1. La simvastatine est responsable du déséquilibre de l’homéostasie calcique :
La simvastatine induit une augmentation de calcium en intracellulaire prévenant soit des réserves intracellulaires en calcium ou de milieu extracellulaire ; Cette augmentation de calcium a un rôle central dans l’apoptose cellulaire en induisant :
- L’accumulation des molécules impliquées dans l’apoptose, telles que BIM (Bcl-2-like protein 11).
- La surcharge en ions Ca2+ au niveau de mitochondrie, qui induit une diminution du potentiel membranaire de la mitochondrie.
- La surproduction d’espèces réactives de l’oxygène (ROS).
- Et la libération de facteurs pro-apoptotiques.
Le mécanisme de ce déséquilibre calcique en présence de la simvastatine reste encore mal connu.
2. La simvastatine inhibe la protéine de choc thermique 90 (HSP90) :
La HSP90 est une molécule ATP-dépendant qui joue un rôle primordial dans la maturation et la stabilisation des oncoprotéines et les composants clés des voies de réparation de l’ADN et dans la modification post-traductionnelle. Par ces mécanismes, la HSP90 est impliquée dans la progression tumorale.
Les niveaux enlevés de Hsp90 sont corrélés à un mauvais pronostic, à un taux de récidive élevé, et à la résistance thérapeutique dans le TNBC.
L’inhibition de cette protéine induit l’apoptose qui peut être une option thérapeutique pour le TNBC ; Parmi les molécules au cours d’étude qui ciblent la HSP90, on trouve la simvastatine qui l’inhibe d’une façon directe.
V. Conclusion :
Le cancer du sein triple négatif (TNBC) est le sous-type de cancer de sein le plus agressif ; l’identification de ses processus moléculaires cancérogènes est intéressante afin de découvrir des cibles thérapeutiques pour améliorer le pronostic des patientes.
La simvastatine est une molécule prometteuse dans le traitement de TNBC selon les résultats des études in vivo, et en préclinique qui concluent que la simvastatine est plus sensible au TNBC et responsable de la diminution de la taille de tumeur et la réduction de risque métastatique des cellules cancéreuses de TNBC.

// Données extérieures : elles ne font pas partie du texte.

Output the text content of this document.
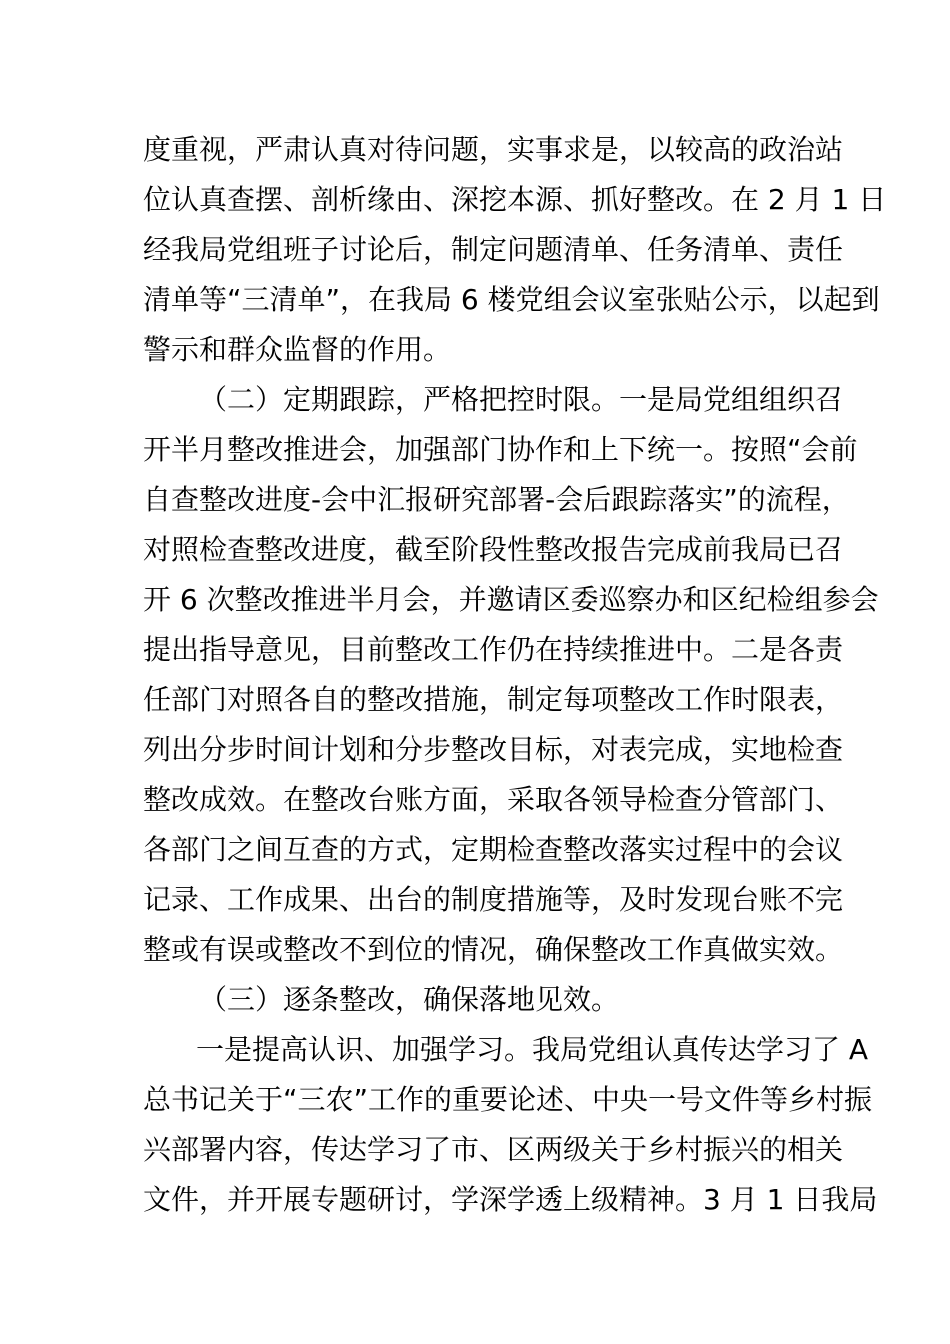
度重视，严肃认真对待问题，实事求是，以较高的政治站

位认真查摆、剖析缘由、深挖本源、抓好整改。在 2 月 1 日

经我局党组班子讨论后，制定问题清单、任务清单、责任

清单等“三清单”，在我局 6 楼党组会议室张贴公示，以起到

警示和群众监督的作用。

（二）定期跟踪，严格把控时限。一是局党组组织召

开半月整改推进会，加强部门协作和上下统一。按照“会前

自查整改进度-会中汇报研究部署-会后跟踪落实”的流程，

对照检查整改进度，截至阶段性整改报告完成前我局已召

开 6 次整改推进半月会，并邀请区委巡察办和区纪检组参会

提出指导意见，目前整改工作仍在持续推进中。二是各责

任部门对照各自的整改措施，制定每项整改工作时限表，

列出分步时间计划和分步整改目标，对表完成，实地检查

整改成效。在整改台账方面，采取各领导检查分管部门、

各部门之间互查的方式，定期检查整改落实过程中的会议

记录、工作成果、出台的制度措施等，及时发现台账不完

整或有误或整改不到位的情况，确保整改工作真做实效。

（三）逐条整改，确保落地见效。

一是提高认识、加强学习。我局党组认真传达学习了 A

总书记关于“三农”工作的重要论述、中央一号文件等乡村振

兴部署内容，传达学习了市、区两级关于乡村振兴的相关

文件，并开展专题研讨，学深学透上级精神。3 月 1 日我局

Les mécanismes de la simvastatine découverts jusqu’à présent sont l’inhibition de la protéine de choc thermique et le déséquilibre calcique qui stimulent une apoptose spécifique des cellules cancéreuses.
Les études sont en cours pour mieux comprendre le mécanisme d’action de la simvastatine sur les cellules cancéreuses et les mécanismes de résistance de TNBC pour proposer des stratégies thérapeutiques efficaces pour le cancer de sein triple négatif.